Sem repouso, o mascarado retorna às suas atividades e a tesoura corta, um a um, os fios de cada inimigo ou obstáculo. Sem exceções, foram sendo utilizados como plataformas, até que ele gloriosamente alcançasse o topo.

Empecilho ou mal-feitor... Qual a diferença?

Para quem este mundo está sendo construído, mesmo?

Ele continua a subir mais e mais. Que momento esplêndido é este, quando se percebe alcançando o topo.

O coração cada vez mais manchado, o sorriso cada vez mais largo, a ponto de fazer rachar a madeira. Mal pode enxergar os tolos lá de baixo e solta uma gargalhada triunfal.

No primeiro descuido de uma vida regrada, sua máscara desliza pelo rosto, revelando a face bela e juvenil.

-Raito Yagami – uma das marionetes "inferiores" aponta em riste o dedo em sua direção, de modo idêntico a como o antigo inimigo faria.

Então, uma dolorosa fisgada no coração manchado...

Sem a menor consideração pelo esforço de anos, o monte simplesmente desmorona. Tão alto, tão próximo do topo... E nada.

A marionete Yagami não aceita cair. Agarra-se com tudo que pode aos fios que o mantém no alto. Debate-se. Luta até o fim. Mas logo o pilar que o ergueria aos céus está em pedaços, e ele, enganchado, asfixiando-se em sua própria corda.

-Bem feito – diz o boneco que lhe descobriu a face. - Você merecia, criminoso. Venci.

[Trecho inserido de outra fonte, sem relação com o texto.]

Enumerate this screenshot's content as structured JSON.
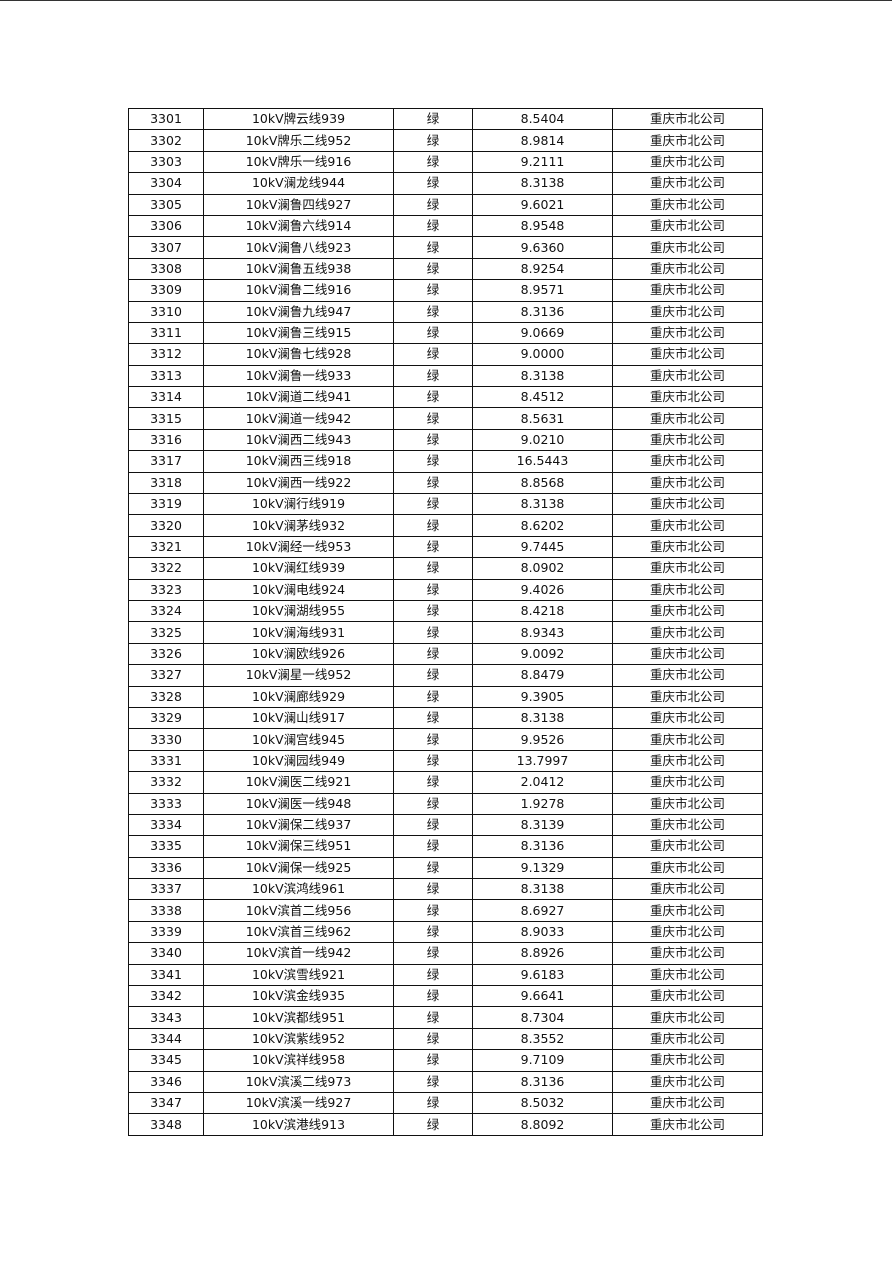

Morrendo, queimando de humilhação e com o rosto despido, Yagami volta a cabeça na direção onde sabe estar seu velho inimigo. Invadido por uma inimaginável nostalgia, deseja que a cortina, que lhe protegia do olhar de censura do outro, desapareça.

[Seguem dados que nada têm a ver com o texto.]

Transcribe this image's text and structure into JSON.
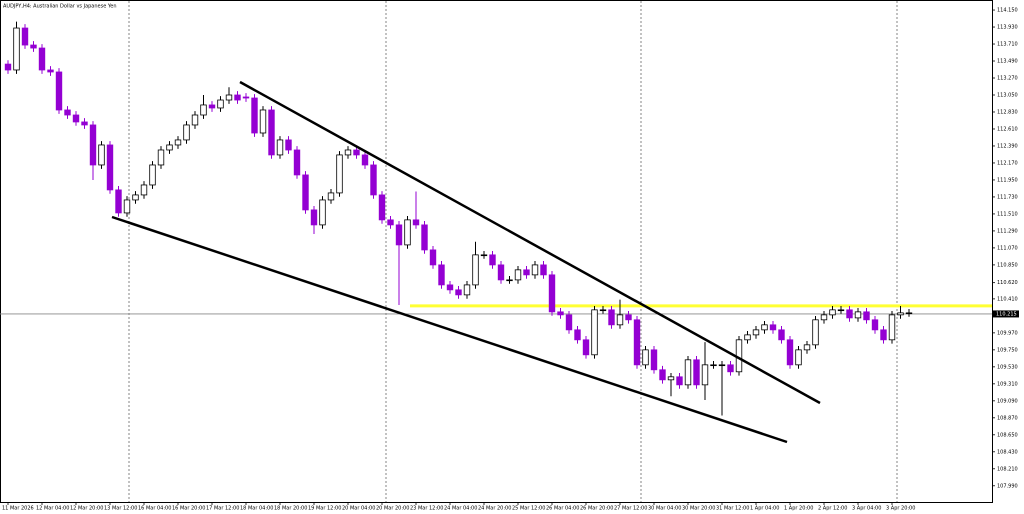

Queria ter uma última pessoa para observá-lo morrer.

Exigia que o seu sorriso engatilhado se tornasse tão eterno quanto os olhos de janela.

Mas ele sabe que jamais poderia rever aqueles olhos. Ele mesmo os havia ocultado muito bem.

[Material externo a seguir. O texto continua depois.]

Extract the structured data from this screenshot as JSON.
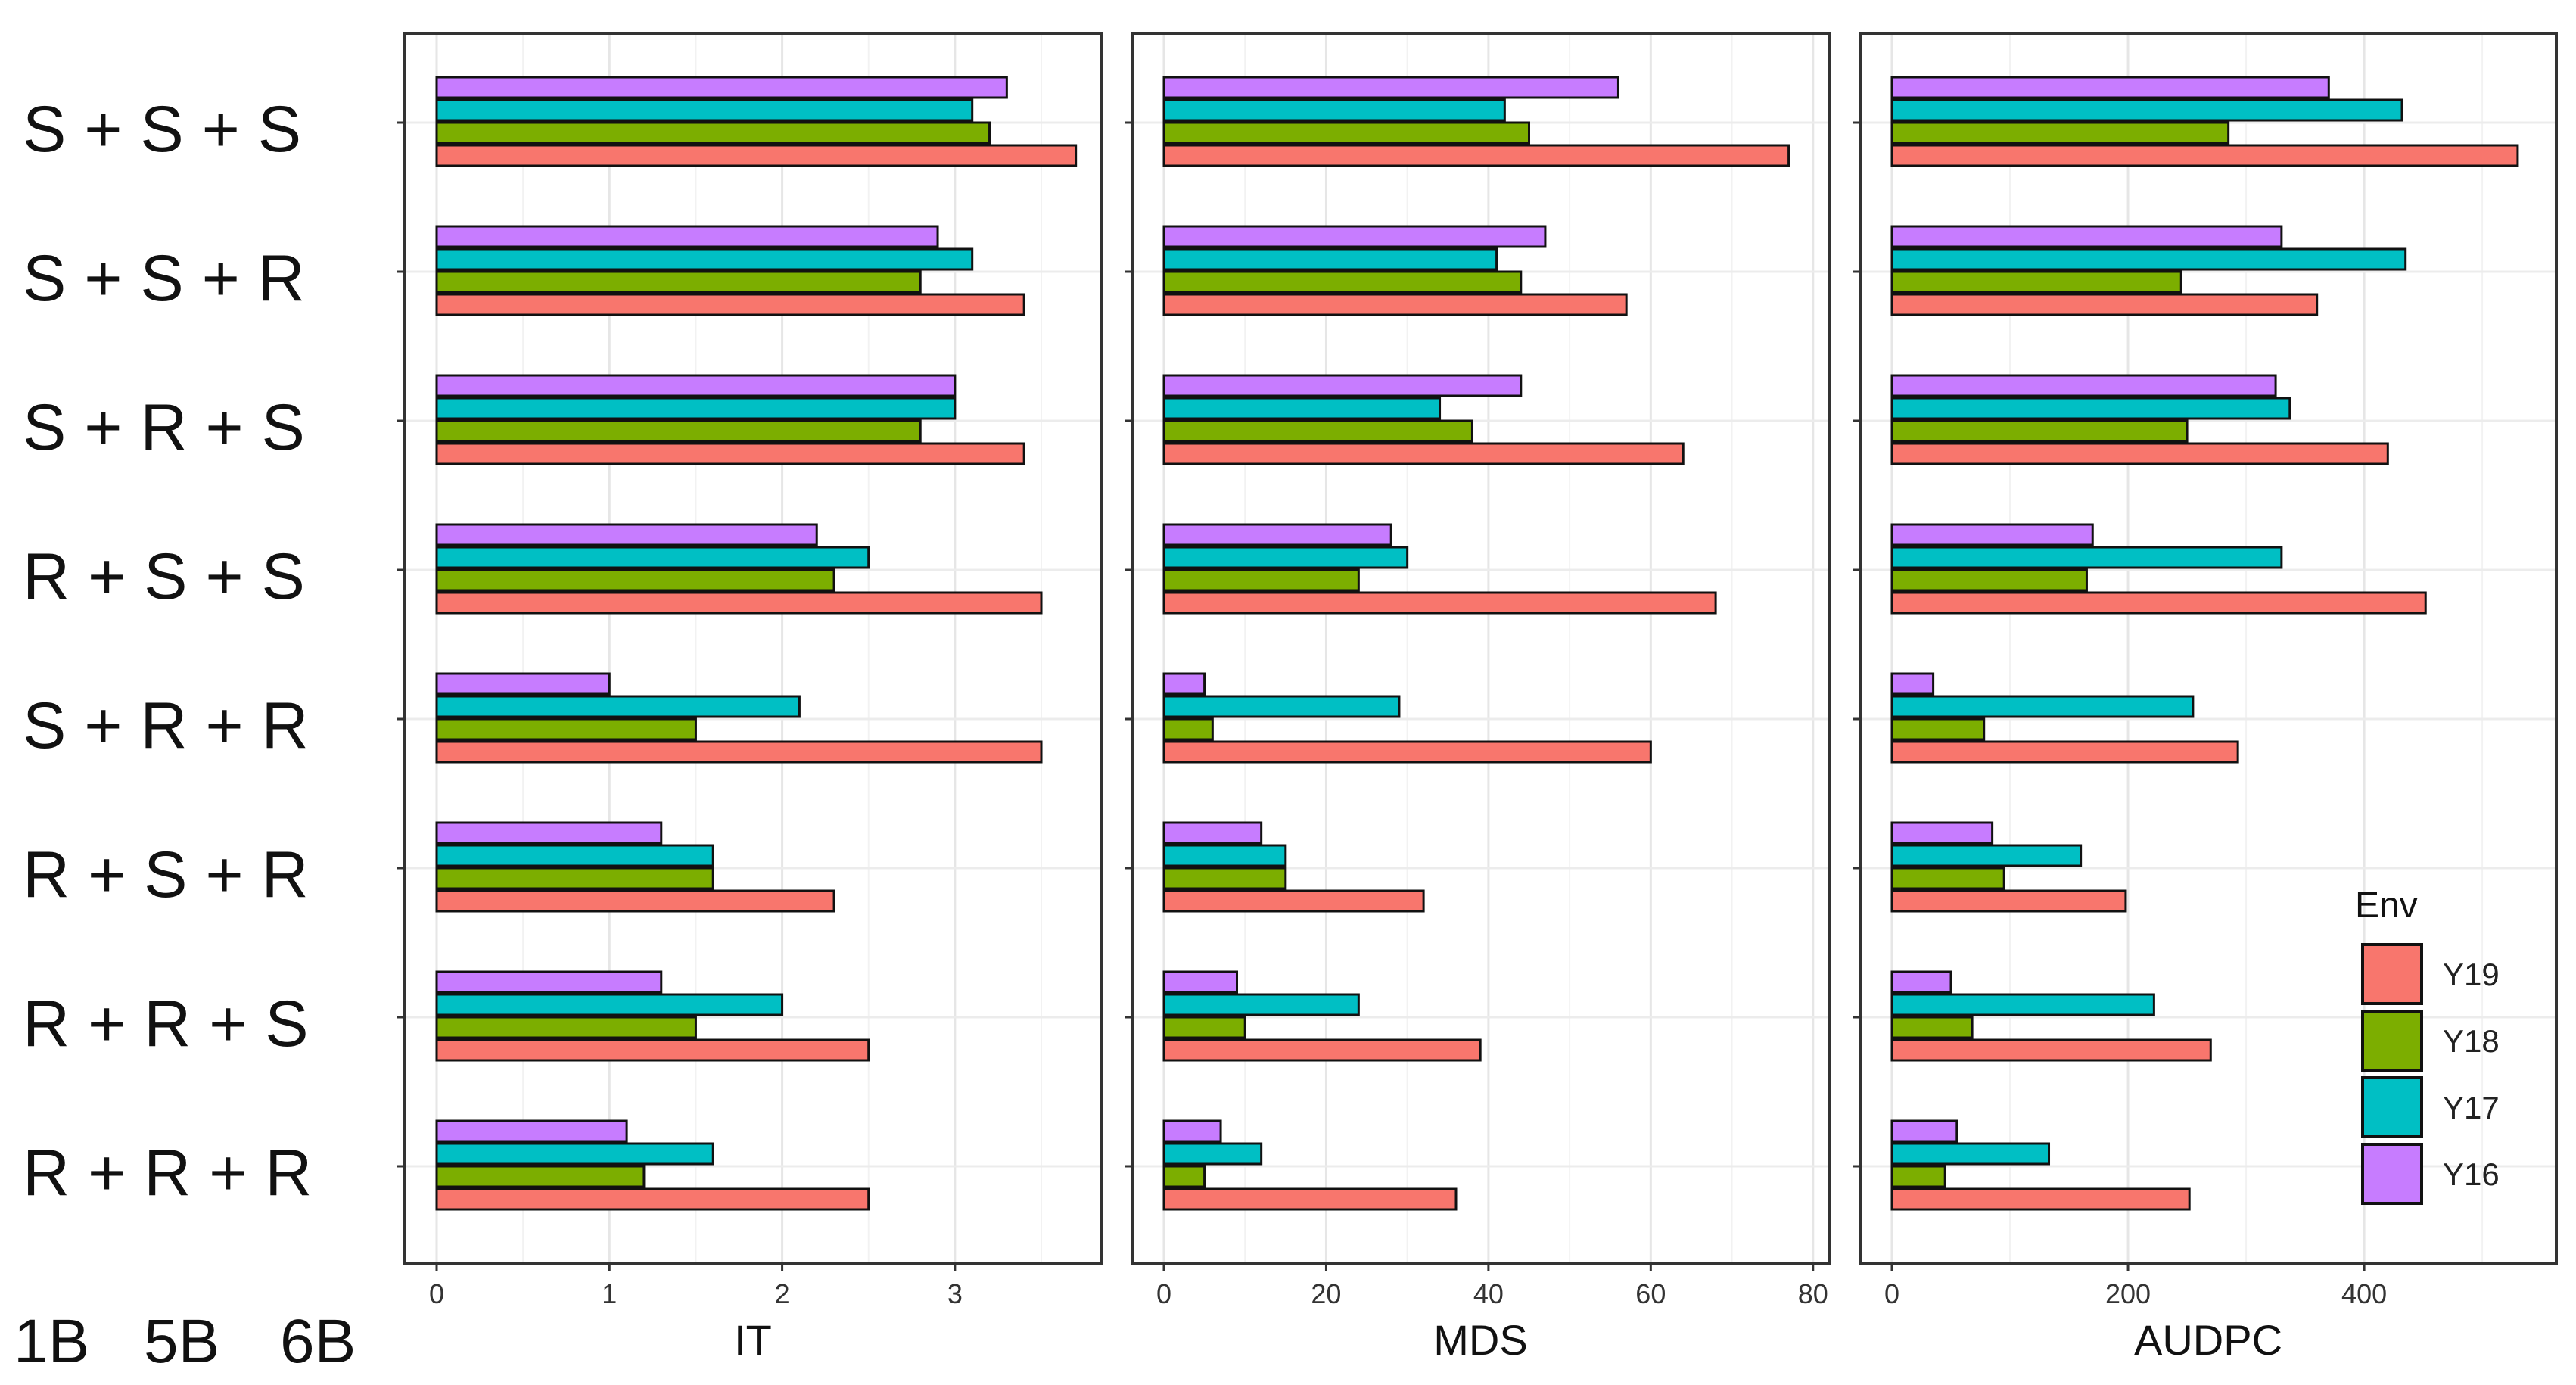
{
  "chart_data": {
    "type": "bar",
    "orientation": "horizontal",
    "categories": [
      "S + S + S",
      "S + S + R",
      "S + R + S",
      "R + S + S",
      "S + R + R",
      "R + S + R",
      "R + R + S",
      "R + R + R"
    ],
    "category_axis_caption": [
      "1B",
      "5B",
      "6B"
    ],
    "series_order": [
      "Y16",
      "Y17",
      "Y18",
      "Y19"
    ],
    "colors": {
      "Y16": "#c77cff",
      "Y17": "#00bfc4",
      "Y18": "#7cae00",
      "Y19": "#f8766d"
    },
    "legend": {
      "title": "Env",
      "entries": [
        "Y19",
        "Y18",
        "Y17",
        "Y16"
      ],
      "placement": "right"
    },
    "panels": [
      {
        "xlabel": "IT",
        "xlim": [
          0,
          3.8
        ],
        "ticks": [
          0,
          1,
          2,
          3
        ],
        "series": [
          {
            "name": "Y16",
            "values": [
              3.3,
              2.9,
              3.0,
              2.2,
              1.0,
              1.3,
              1.3,
              1.1
            ]
          },
          {
            "name": "Y17",
            "values": [
              3.1,
              3.1,
              3.0,
              2.5,
              2.1,
              1.6,
              2.0,
              1.6
            ]
          },
          {
            "name": "Y18",
            "values": [
              3.2,
              2.8,
              2.8,
              2.3,
              1.5,
              1.6,
              1.5,
              1.2
            ]
          },
          {
            "name": "Y19",
            "values": [
              3.7,
              3.4,
              3.4,
              3.5,
              3.5,
              2.3,
              2.5,
              2.5
            ]
          }
        ]
      },
      {
        "xlabel": "MDS",
        "xlim": [
          0,
          81
        ],
        "ticks": [
          0,
          20,
          40,
          60,
          80
        ],
        "series": [
          {
            "name": "Y16",
            "values": [
              56,
              47,
              44,
              28,
              5,
              12,
              9,
              7
            ]
          },
          {
            "name": "Y17",
            "values": [
              42,
              41,
              34,
              30,
              29,
              15,
              24,
              12
            ]
          },
          {
            "name": "Y18",
            "values": [
              45,
              44,
              38,
              24,
              6,
              15,
              10,
              5
            ]
          },
          {
            "name": "Y19",
            "values": [
              77,
              57,
              64,
              68,
              60,
              32,
              39,
              36
            ]
          }
        ]
      },
      {
        "xlabel": "AUDPC",
        "xlim": [
          0,
          556
        ],
        "ticks": [
          0,
          200,
          400
        ],
        "series": [
          {
            "name": "Y16",
            "values": [
              370,
              330,
              325,
              170,
              35,
              85,
              50,
              55
            ]
          },
          {
            "name": "Y17",
            "values": [
              432,
              435,
              337,
              330,
              255,
              160,
              222,
              133
            ]
          },
          {
            "name": "Y18",
            "values": [
              285,
              245,
              250,
              165,
              78,
              95,
              68,
              45
            ]
          },
          {
            "name": "Y19",
            "values": [
              530,
              360,
              420,
              452,
              293,
              198,
              270,
              252
            ]
          }
        ]
      }
    ]
  }
}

-Você foi o mal – disse, sentindo calafrios ante o toque da tesoura nas linhas de sua vida. - Sua ausência me tornou desprecavido. Todos eram inferiores...

"Você era o meu mal."

Finalmente, as cordas se rompem e ele cai estático. A cabeça ainda voltada para a cortina de cetim vermelha, os olhos eternamente vidrados no vazio.

Morto.

Tudo terminara igualmente como tivera início.

Os bonecos de madeira esparramados pelo chão encaravam-se estáticos.

As cabeças apontadas, inertes.

Então... Aplausos na platéia. Os panos sobem e os titereiros, os feitores da peça, finalmente se revelam.

A mão pálida da pureza carrega a marionete Yagami.

A verde obstinação traz com cuidado o boneco L.

Contentes com trabalho bem feito, elas se cumprimentam entusiasticamente banhadas pelo júbilo de um público invisível.

Que número fantástico havia sido aquele teatro de marionetes, afinal...!

FIM


N.A.: Bem, enfim... Antes que perguntem: não, eu não ingeri álcool ou drogas de qualquer gênero antes de escrever essa fic, por mais estranha que pareça o.o"Acontece que é aquele negócio: cismei que escreveria uma versão "Death Note com marionetes" e... voilá! Foi mais forte do que eu XD

E só por desencargo de consciência: as "Moiras" a que me refiro no título são mesmo aquelas deusas gregas, responsáveis pelo tecer do fio da vida. Como a história era de marionetes, que só se movimentam graças aos seus fios, achei que essa associação seria interessante.
Na verdade, penei muito antes de decidir postar, mas como o fandom está meio parado nesses últimos dias, pensei que seria uma boa mandar uma coisa diferente, só para variar.